LAS VEGAS — Two Las Vegas-area elected officials want more marijuana tax revenue to be used for education in Nevada, but Gov. Brian Sandoval says not to expect him to call a special session of the Legislature to take up the issue.
State Sen. Tick Segerblom, a Democrat who backed marijuana legalization in Nevada, and nonpartisan Las Vegas City Councilwoman Lois Tarkanian told reporters Monday that more marijuana tax revenues should go to school districts instead of the state’s rainy day fund.
Sandoval, a Republican “believes a special session is unnecessary as this is a policy discussion for the next session of the Legislature,” spokeswoman Mary-Sarah Kinner said in a statement.
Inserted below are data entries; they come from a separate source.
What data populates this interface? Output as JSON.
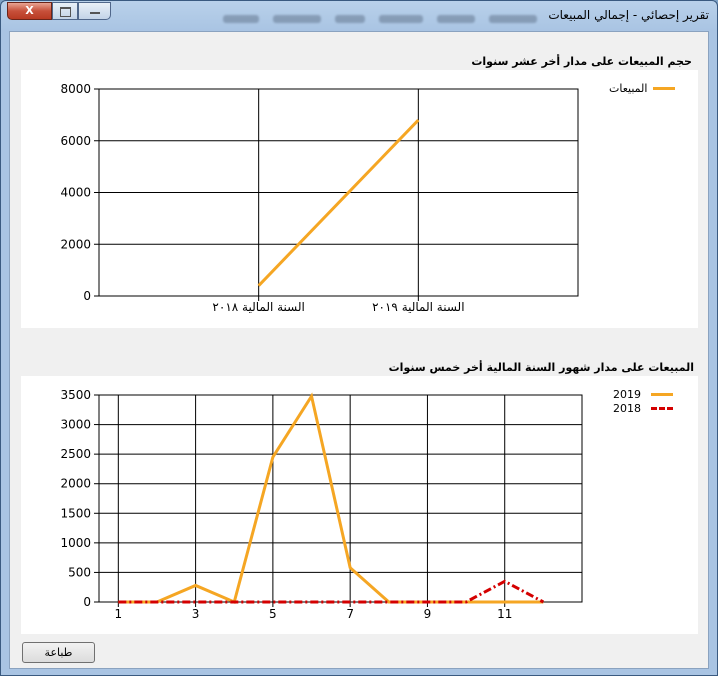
{
  "window": {
    "title": "تقرير إحصائي - إجمالي المبيعات",
    "close_label": "X"
  },
  "chart1": {
    "title": "حجم المبيعات على مدار أخر عشر سنوات"
  },
  "chart2": {
    "title": "المبيعات على مدار شهور السنة المالية أخر خمس سنوات"
  },
  "print_button": {
    "label": "طباعة"
  },
  "colors": {
    "series_orange": "#f5a623",
    "series_red": "#d40000"
  },
  "chart_data": [
    {
      "type": "line",
      "title": "حجم المبيعات على مدار أخر عشر سنوات",
      "categories": [
        "السنة المالية ٢٠١٨",
        "السنة المالية ٢٠١٩"
      ],
      "series": [
        {
          "name": "المبيعات",
          "color": "#f5a623",
          "values": [
            400,
            6800
          ]
        }
      ],
      "ylim": [
        0,
        8000
      ],
      "yticks": [
        0,
        2000,
        4000,
        6000,
        8000
      ],
      "grid": true,
      "legend": "top-right"
    },
    {
      "type": "line",
      "title": "المبيعات على مدار شهور السنة المالية أخر خمس سنوات",
      "x": [
        1,
        2,
        3,
        4,
        5,
        6,
        7,
        8,
        9,
        10,
        11,
        12
      ],
      "xticks": [
        1,
        3,
        5,
        7,
        9,
        11
      ],
      "series": [
        {
          "name": "2019",
          "color": "#f5a623",
          "dash": "solid",
          "values": [
            0,
            0,
            280,
            0,
            2450,
            3480,
            580,
            0,
            0,
            0,
            0,
            0
          ]
        },
        {
          "name": "2018",
          "color": "#d40000",
          "dash": "dashdot",
          "values": [
            0,
            0,
            0,
            0,
            0,
            0,
            0,
            0,
            0,
            0,
            350,
            0
          ]
        }
      ],
      "ylim": [
        0,
        3500
      ],
      "yticks": [
        0,
        500,
        1000,
        1500,
        2000,
        2500,
        3000,
        3500
      ],
      "grid": true,
      "legend": "top-right"
    }
  ]
}
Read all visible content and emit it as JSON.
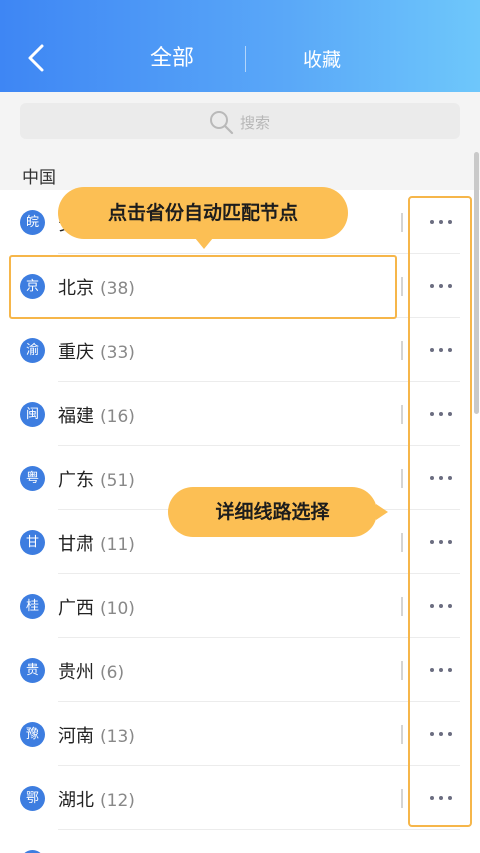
{
  "header": {
    "tab_all": "全部",
    "tab_favorites": "收藏"
  },
  "search": {
    "placeholder": "搜索"
  },
  "section": {
    "title": "中国"
  },
  "provinces": [
    {
      "badge": "皖",
      "name": "安徽",
      "count": ""
    },
    {
      "badge": "京",
      "name": "北京",
      "count": "(38)"
    },
    {
      "badge": "渝",
      "name": "重庆",
      "count": "(33)"
    },
    {
      "badge": "闽",
      "name": "福建",
      "count": "(16)"
    },
    {
      "badge": "粤",
      "name": "广东",
      "count": "(51)"
    },
    {
      "badge": "甘",
      "name": "甘肃",
      "count": "(11)"
    },
    {
      "badge": "桂",
      "name": "广西",
      "count": "(10)"
    },
    {
      "badge": "贵",
      "name": "贵州",
      "count": "(6)"
    },
    {
      "badge": "豫",
      "name": "河南",
      "count": "(13)"
    },
    {
      "badge": "鄂",
      "name": "湖北",
      "count": "(12)"
    }
  ],
  "tips": {
    "auto_match": "点击省份自动匹配节点",
    "route_select": "详细线路选择"
  },
  "colors": {
    "header_start": "#3e86f4",
    "header_end": "#6ec7fb",
    "badge": "#3d7de0",
    "tip": "#fcbf54",
    "highlight_border": "#f6b64a"
  }
}
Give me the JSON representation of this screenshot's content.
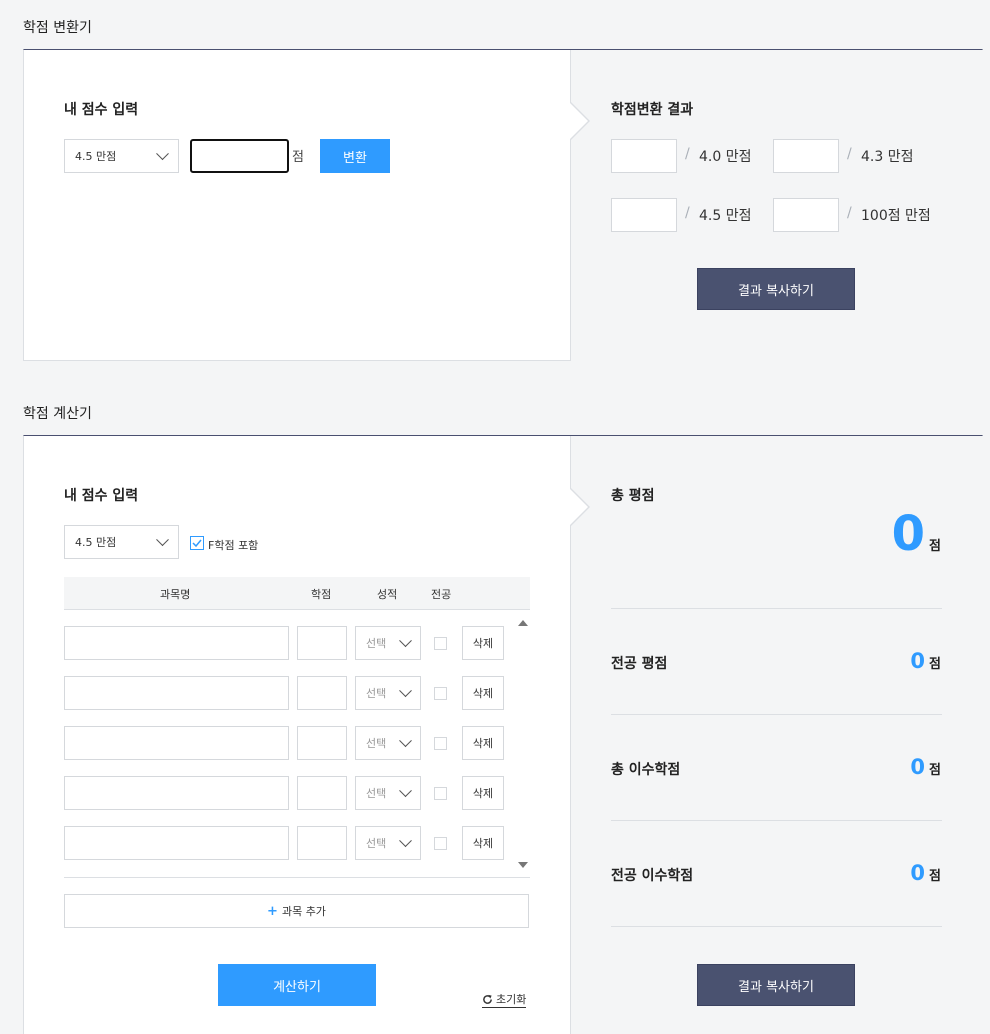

A lawmaking session could be called before the next scheduled Legislature in 2019 by a petition signed by two-thirds of both Assembly and Senate members.
The Las Vegas Review-Journal reports that Tarkanian and Segerblom want to tap surplus revenues from a 10 percent special sales tax on recreational marijuana purchases.
The state projected the tax would generate $ 13.6 million in the first seven months of legal recreational marijuana sales, which started last July. Actual numbers have been nearly $ 23 million.
Segerblom, who is a Clark County Commission candidate, noted that Question 2, the ballot measure voters approved in 2016 to legalize recreational marijuana in Nevada, earmarked money for education.
He said the $ 76 million special tax the state is projected to reap could help Clark County School District make up a $ 60 million budget deficit.
Marijuana is taxed at two levels: A 15 percent tax on wholesale cultivation of marijuana is often passed on to consumers in final prices, and 10 percent on the sale at dispensaries.
The wholesale tax pays state and local costs of regulating the industry, and the rest goes to the state schools fund.
The 10 percent retail tax has generated $ 22.8 million. Sandoval noted that the 2017 Legislature directed that money would go to the state reserve.